Hugh was somehow linked to our clone zombie, and we watched through his eyes as Harold had come out of the shelter, immediately attacking his wife who had one child in each arm and was unable to defend herself. She had put up her forearm in an attempt to stop him and he had latched on, biting clean through the shirt she had been wearing. A strip of skin an inch wide and half an inch thick came loose as either Harold pulled away or Scarlett fell over. It was difficult to tell from this angle. The toddler she had been holding slipped to the ground. I think he was fine, but Harold didn’t care about him so we didn’t see. He was fixated on the blood leaking from his wife. She pushed as far back as she could in the small stairwell. He had just gone in for seconds when Yorley got to the top of the stairs.
Her cry of alarm had gotten Harold’s attention. He pivoted his head to look at the new Cuban cuisine and must have liked what he saw because he began to come up the stairs. Whatever surprise or shock Yorley felt, she got over it quickly as she placed two rounds in his head. Hugh wailed as his clone died and our connection was severed.
“What happened, Yorley?” Scarlett was crying.

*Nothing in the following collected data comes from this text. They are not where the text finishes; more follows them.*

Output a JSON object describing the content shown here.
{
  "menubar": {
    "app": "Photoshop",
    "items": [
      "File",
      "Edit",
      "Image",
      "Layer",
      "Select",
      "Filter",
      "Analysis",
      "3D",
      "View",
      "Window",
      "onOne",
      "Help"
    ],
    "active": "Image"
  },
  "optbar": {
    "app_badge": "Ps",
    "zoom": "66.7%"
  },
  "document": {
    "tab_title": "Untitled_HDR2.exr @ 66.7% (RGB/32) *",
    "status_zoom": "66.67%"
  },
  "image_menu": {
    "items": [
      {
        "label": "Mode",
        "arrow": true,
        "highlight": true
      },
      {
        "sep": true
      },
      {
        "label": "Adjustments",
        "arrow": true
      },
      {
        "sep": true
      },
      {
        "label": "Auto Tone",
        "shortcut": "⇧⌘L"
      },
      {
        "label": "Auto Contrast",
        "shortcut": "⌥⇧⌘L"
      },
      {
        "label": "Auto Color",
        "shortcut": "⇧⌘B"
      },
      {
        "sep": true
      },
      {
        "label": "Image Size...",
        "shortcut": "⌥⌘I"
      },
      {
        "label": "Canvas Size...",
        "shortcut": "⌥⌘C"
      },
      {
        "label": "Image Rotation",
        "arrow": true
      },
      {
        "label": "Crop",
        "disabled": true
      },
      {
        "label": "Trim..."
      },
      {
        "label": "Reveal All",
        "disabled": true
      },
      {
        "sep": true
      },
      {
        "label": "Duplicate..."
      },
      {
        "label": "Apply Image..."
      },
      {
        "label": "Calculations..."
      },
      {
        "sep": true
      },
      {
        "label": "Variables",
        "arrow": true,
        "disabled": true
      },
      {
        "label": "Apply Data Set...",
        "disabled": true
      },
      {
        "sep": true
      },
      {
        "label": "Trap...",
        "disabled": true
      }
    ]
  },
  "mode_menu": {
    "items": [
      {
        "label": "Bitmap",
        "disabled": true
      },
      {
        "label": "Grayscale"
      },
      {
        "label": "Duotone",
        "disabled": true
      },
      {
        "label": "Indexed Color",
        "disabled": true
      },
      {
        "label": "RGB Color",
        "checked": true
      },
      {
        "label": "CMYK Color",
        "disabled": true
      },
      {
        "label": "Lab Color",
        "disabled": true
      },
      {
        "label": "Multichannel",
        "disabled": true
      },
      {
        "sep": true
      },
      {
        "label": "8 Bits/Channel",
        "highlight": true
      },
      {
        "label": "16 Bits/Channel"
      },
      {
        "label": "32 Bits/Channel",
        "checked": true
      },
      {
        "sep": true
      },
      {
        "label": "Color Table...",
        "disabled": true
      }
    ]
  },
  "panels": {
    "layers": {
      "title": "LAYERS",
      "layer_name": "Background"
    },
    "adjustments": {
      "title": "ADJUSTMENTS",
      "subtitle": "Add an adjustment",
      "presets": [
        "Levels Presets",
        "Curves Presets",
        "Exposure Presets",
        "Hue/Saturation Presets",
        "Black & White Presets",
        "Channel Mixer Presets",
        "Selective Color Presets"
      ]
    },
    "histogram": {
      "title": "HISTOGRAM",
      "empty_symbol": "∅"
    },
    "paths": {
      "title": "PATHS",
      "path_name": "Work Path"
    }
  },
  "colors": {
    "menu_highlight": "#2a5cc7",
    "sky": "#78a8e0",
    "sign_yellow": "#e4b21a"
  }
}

I couldn’t tell from my location for sure, but from the tone of her words, she sounded like she was in shock and probably not even aware she had been bitten.
“
Give me the kids,” Yorley said, descending a step.
I had pulled myself over to the door and was peering out, making sure to keep as little of me exposed as possible. I would have shot the bitch if I hadn’t dropped my gun in an attempt to get away.

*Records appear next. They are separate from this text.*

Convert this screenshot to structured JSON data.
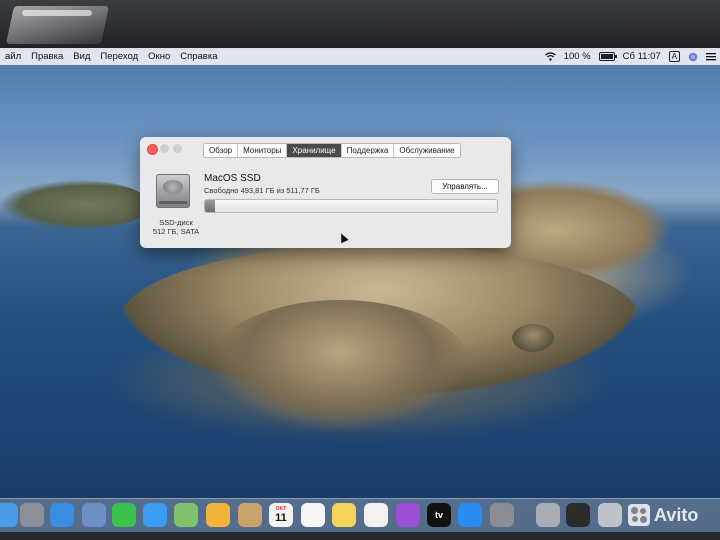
{
  "menubar": {
    "items": [
      "айл",
      "Правка",
      "Вид",
      "Переход",
      "Окно",
      "Справка"
    ],
    "battery_percent": "100 %",
    "battery_level": 1.0,
    "clock": "Сб 11:07",
    "input_source": "A"
  },
  "window": {
    "tabs": [
      "Обзор",
      "Мониторы",
      "Хранилище",
      "Поддержка",
      "Обслуживание"
    ],
    "active_tab": "Хранилище",
    "disk": {
      "name": "MacOS SSD",
      "free_text": "Свободно 493,81 ГБ из 511,77 ГБ",
      "free_gb": 493.81,
      "total_gb": 511.77,
      "type_label": "SSD-диск",
      "size_label": "512 ГБ, SATA"
    },
    "manage_button": "Управлять..."
  },
  "dock": {
    "apps": [
      {
        "name": "finder-icon",
        "color": "#4a9be8"
      },
      {
        "name": "launchpad-icon",
        "color": "#8a8f99"
      },
      {
        "name": "safari-icon",
        "color": "#3a8de0"
      },
      {
        "name": "mail-photo-icon",
        "color": "#6c8fc7"
      },
      {
        "name": "messages-icon",
        "color": "#3cc24c"
      },
      {
        "name": "messages-blue-icon",
        "color": "#3a9bf0"
      },
      {
        "name": "maps-icon",
        "color": "#7fc26a"
      },
      {
        "name": "photos-icon",
        "color": "#f2b33c"
      },
      {
        "name": "contacts-icon",
        "color": "#c9a36b"
      },
      {
        "name": "calendar-icon",
        "color": "#f4f4f4"
      },
      {
        "name": "reminders-icon",
        "color": "#f7f7f7"
      },
      {
        "name": "notes-icon",
        "color": "#f3d45a"
      },
      {
        "name": "music-icon",
        "color": "#f2f2f2"
      },
      {
        "name": "podcasts-icon",
        "color": "#9b4fd6"
      },
      {
        "name": "tv-icon",
        "color": "#111111"
      },
      {
        "name": "app-store-icon",
        "color": "#2a8cf0"
      },
      {
        "name": "system-preferences-icon",
        "color": "#8a8d93"
      },
      {
        "name": "disk-utility-icon",
        "color": "#a8adb5"
      },
      {
        "name": "terminal-icon",
        "color": "#2b2b2b"
      },
      {
        "name": "trash-icon",
        "color": "#bfc3c9"
      }
    ],
    "calendar_day": "11",
    "calendar_month": "OKT",
    "tv_label": "tv"
  },
  "watermark": "Avito"
}
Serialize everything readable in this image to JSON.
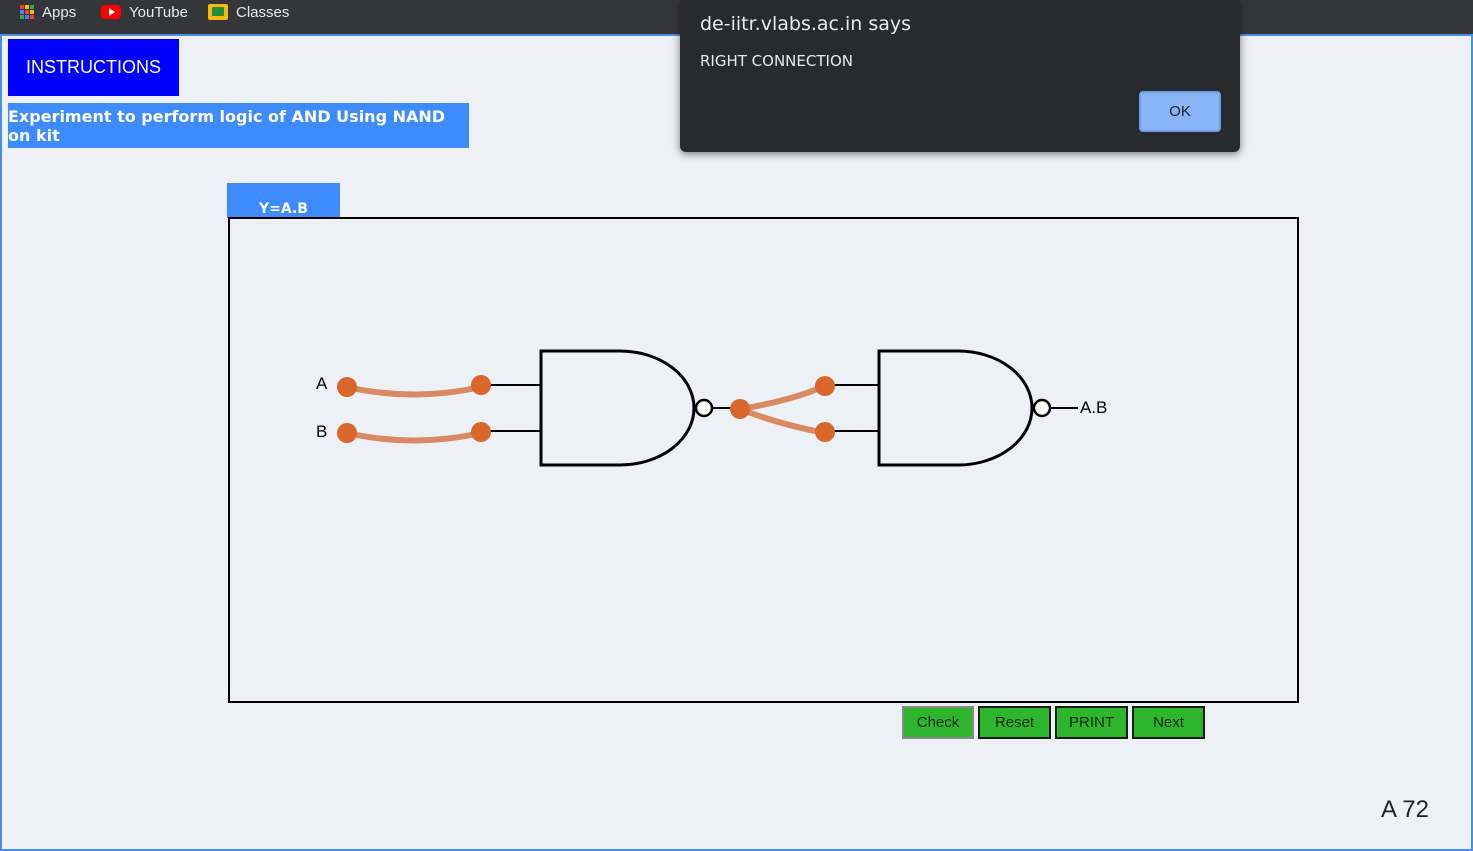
{
  "bookmarks": [
    {
      "label": "Apps",
      "icon": "apps-grid-icon"
    },
    {
      "label": "YouTube",
      "icon": "youtube-icon"
    },
    {
      "label": "Classes",
      "icon": "google-classroom-icon"
    }
  ],
  "page": {
    "instructions_label": "INSTRUCTIONS",
    "experiment_title": "Experiment to perform logic of AND Using NAND on kit",
    "equation_tab": "Y=A.B",
    "corner_label": "A 72"
  },
  "circuit": {
    "input_a": "A",
    "input_b": "B",
    "output": "A.B",
    "gates": [
      "NAND",
      "NAND"
    ],
    "wire_color": "#d98a63",
    "node_color": "#d9662a"
  },
  "controls": {
    "check": "Check",
    "reset": "Reset",
    "print": "PRINT",
    "next": "Next",
    "button_color": "#2db52d"
  },
  "dialog": {
    "title": "de-iitr.vlabs.ac.in says",
    "message": "RIGHT CONNECTION",
    "ok": "OK"
  }
}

“What, Yorley! What are you going to do?” Scarlett was wailing. On some level she knew she was dead, but that’s a pretty hard notion to come to terms with.
“I’ll take care of them, Scarlett, I promise. Just hand them over.”
“I’m their mother.”
“You were,” Yorley answered sincerely. “Soon you’ll be trying to eat them. Give them to me before that happens.”
“I’m fine.”
“So was Harold,” she told her. “I knew that bastard wouldn’t just let him go. Must have infected him before he did. Son of a bitch…should have seen that coming. Come on, Scarlett, we don’t have much time.”
“I...I can’t. They’re all I have left.”
“I will shoot you if you make me,” Yorley said, raising her rifle to her shoulder.
“Wow, she is a cold bitch,” I said appreciatively and with more than a modicum of admiration.
“Food...” Hugh moaned.
“Fix us first! Then eat,” I told him. He wasn’t impressed with my answer.
At least he began to direct all of his focus to get us mobile again. At some point Yorley had retrieved the appetizers. She took one long look down at Scarlett and then a quick glance my way. Then she bounded off.
“Fuck,” I said.
“Food...leaving!” Hugh shouted, following my line of sight. He was abandoning his tasks and was beginning to wrest control from me.
“NO!” I told him. “Fix first!”
He was now less impressed. I felt my (our) broken leg start to twitch as he put locomotion on it. The pain was excruciating. Black spots at first danced in my eyes then began to blot out my vision. I knew if I passed out Hugh would take over and would be a lot less willing to yield the power once he possessed it.